Well over 80% of the students go on to post-secondary education. T.C. has one of the most diverse student bodies in America with students from over 84 countries, speaking 56+ languages in its halls and classrooms.
In 1959, five years after the Brown vs. Board of Education Supreme Court ruling that separate but equal schooling is inherently unequal and unconstitutional, Alexandria formally desegregated its public school system. But, inequities in the diversity of neighborhood populations caused the school system to slowly migrate toward racial imbalance.
In 1971, the Supreme Court ruling on the Swann vs. Charlotte-Mecklenburg Board of Education case legitimized busing as a method to achieve desegregation. Alexandria adopted the K6-2-2-2 Plan (Kindergarten through sixth grade at one school, two years in middle school, two years in Junior High School and two years in Senior High School) to bring racial and economic balance to its school system.
Two High Schools, George Washington (GW) and Francis Hammond (FH) were changed to Junior High Schools and T.C. Williams High School (TCW) became the Senior High School. All the city’s freshman and sophomores were divided between GW and FH, all the juniors and seniors attended TCW.
This dramatic, sudden change caused a lot of tension and apprehension. As the only three high schools in the City, there had been strong rivalries and competition between the schools for the city and district championships at all levels of academic and athletic competition.
One of the strongest, bitterest rivalries was in football. As luck would have it, football, the ultimate team sport, would be the first big test of success or failure for the new system. Little did the football team know that they would set the tone for the entire community in a time of tension, conflict, and mistrust.
Under tough, uncompromising leadership the players developed a strong bond as a team through a common suffering which stripped away any prejudices based on race, economic status, or cultural beliefs. Their success and dominance on the field began to influence the rest of the school and the community. The community began to feel a bond on to itself, that together they could get through those turbulent times and make Alexandria a better place to live. The success of that team and the sense of community they helped foster are still subjects of discussion within the city today.

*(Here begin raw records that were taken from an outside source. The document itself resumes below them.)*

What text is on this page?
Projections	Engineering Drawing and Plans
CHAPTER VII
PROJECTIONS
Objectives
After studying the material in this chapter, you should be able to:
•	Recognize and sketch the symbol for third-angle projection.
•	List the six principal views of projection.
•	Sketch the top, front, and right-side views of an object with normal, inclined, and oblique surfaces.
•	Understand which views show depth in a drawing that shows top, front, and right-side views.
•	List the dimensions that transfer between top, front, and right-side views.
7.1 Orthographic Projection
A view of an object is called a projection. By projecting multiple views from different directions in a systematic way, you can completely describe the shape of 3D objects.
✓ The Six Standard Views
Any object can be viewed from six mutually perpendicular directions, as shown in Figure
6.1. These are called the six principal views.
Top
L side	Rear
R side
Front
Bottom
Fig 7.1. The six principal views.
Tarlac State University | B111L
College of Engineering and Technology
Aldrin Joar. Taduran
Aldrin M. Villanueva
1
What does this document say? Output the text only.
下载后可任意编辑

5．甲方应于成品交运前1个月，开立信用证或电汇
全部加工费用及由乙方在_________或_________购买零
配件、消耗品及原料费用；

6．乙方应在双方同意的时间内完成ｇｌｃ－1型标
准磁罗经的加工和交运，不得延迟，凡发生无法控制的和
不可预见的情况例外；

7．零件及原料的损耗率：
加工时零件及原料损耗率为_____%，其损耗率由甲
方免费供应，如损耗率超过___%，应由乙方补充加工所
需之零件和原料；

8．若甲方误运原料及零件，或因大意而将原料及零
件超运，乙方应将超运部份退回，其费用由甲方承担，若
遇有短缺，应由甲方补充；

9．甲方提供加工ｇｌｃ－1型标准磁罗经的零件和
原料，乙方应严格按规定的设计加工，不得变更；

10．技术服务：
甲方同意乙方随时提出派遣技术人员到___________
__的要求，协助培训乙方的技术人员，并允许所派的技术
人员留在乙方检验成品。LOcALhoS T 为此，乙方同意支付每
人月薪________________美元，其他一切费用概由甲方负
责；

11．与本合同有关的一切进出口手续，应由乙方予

In September of 2000, the players, coaches, and cheerleaders of this Championship team formed the '71 Original Titans Foundation. The Foundation is a nonprofit organization dedicated to helping high school students pursue post-secondary education.
As a Named Scholarship of the Scholarship Fund of Alexandria, the Foundation provides educational support to eligible seniors from T.C. Williams High School in the form of a renewable grant for four years. The first scholarship was awarded to a Senior from T.C. Williams High School’s class of 2002.